If you want to sell your house quickly and easily, it can be frustrating trying to figure out your closing costs strategy. Fortunately, there’s no need to deal with many of the usual closing costs. One of the largest closing costs for sellers is their realtor’s commission. No need for realtors when you’re selling to a cash buyer. 

Selling a house for cash is the best way to eliminate a large number of closing costs because so many are the result of buyers having a mortgage. When the buyer pays cash for your property and doesn’t need a loan, none of those mortgage-related closing costs will apply. 
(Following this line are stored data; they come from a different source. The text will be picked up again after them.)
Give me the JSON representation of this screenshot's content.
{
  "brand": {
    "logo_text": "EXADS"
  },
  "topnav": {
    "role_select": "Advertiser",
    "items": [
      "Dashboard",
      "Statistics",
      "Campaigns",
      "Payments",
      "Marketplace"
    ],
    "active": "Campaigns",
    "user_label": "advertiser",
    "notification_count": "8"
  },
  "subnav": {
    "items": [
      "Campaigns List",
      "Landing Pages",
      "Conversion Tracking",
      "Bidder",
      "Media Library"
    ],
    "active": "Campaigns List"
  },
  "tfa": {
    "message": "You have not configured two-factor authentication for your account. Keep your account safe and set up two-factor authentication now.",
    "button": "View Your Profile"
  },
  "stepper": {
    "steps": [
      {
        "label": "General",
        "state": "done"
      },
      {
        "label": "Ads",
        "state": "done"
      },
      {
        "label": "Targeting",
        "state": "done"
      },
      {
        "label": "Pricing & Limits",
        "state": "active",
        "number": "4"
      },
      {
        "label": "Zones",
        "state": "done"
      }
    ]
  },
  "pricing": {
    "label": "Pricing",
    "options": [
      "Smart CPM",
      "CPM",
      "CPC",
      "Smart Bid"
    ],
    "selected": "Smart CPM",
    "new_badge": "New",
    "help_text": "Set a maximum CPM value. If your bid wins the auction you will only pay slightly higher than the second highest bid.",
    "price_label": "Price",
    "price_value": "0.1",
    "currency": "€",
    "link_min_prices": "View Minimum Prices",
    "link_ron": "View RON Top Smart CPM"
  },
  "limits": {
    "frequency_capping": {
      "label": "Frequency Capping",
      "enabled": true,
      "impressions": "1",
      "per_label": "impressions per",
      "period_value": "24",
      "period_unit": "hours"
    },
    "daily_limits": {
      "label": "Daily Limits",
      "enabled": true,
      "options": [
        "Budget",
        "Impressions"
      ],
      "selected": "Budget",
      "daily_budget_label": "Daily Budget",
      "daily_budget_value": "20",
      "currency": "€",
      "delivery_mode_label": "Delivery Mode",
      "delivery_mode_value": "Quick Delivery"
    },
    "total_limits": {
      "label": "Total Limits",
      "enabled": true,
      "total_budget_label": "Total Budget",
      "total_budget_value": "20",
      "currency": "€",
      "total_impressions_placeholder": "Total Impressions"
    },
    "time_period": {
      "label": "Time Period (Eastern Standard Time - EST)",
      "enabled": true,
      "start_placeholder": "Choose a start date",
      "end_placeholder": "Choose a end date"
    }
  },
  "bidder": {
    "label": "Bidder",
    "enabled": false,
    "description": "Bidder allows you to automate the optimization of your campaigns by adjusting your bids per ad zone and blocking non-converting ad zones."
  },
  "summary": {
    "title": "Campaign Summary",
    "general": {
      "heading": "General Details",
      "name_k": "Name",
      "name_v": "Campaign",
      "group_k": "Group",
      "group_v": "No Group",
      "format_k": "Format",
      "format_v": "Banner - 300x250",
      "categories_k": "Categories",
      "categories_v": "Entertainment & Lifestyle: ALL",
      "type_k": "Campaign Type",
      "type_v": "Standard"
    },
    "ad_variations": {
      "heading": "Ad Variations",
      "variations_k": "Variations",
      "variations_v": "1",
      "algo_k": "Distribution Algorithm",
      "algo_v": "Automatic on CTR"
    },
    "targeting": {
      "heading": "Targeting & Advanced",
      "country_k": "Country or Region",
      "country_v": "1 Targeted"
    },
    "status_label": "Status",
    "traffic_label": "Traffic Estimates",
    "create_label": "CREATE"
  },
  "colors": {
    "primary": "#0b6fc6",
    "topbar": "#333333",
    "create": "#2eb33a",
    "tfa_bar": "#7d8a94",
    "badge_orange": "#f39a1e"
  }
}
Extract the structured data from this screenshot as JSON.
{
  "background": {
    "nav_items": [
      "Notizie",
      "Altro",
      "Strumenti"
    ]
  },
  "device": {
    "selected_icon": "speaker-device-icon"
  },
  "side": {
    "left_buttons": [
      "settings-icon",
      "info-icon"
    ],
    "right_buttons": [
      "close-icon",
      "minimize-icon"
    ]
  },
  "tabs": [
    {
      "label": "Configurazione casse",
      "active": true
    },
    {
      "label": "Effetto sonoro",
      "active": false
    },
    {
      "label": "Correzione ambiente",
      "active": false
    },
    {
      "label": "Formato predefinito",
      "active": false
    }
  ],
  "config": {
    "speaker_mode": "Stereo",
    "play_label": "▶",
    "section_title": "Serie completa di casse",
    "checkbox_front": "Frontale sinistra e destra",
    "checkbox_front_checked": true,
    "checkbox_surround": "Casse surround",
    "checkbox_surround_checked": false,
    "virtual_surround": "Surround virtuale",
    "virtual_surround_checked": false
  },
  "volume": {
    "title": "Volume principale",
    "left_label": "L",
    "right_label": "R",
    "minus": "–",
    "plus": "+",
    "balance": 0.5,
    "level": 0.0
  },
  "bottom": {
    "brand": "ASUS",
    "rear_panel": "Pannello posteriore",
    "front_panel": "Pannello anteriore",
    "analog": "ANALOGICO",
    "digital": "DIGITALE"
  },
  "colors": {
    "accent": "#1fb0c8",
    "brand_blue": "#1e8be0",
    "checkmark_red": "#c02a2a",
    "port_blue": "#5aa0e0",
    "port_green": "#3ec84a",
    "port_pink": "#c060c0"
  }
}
Not only will you avoid burdensome closing costs, but you’ll also get to sell your house as-is. That means you won’t have to do any repairs or preparation before selling. 

Wrapping Up

As we’ve seen here, closing costs are a significant expense and a hassle. They usually amount to thousands of dollars and cover numerous fees, such as the escrow deposit, pest inspection, and origination fee. Of course, the most onerous closing expense is the realtor’s commission. 

If you’re thinking, “I want to sell my house fast in Burlington and avoid closing fees,” consider a cash buyer. That way, you won’t need a realtor, and all the money paid for your house will be yours, with no commission to be paid.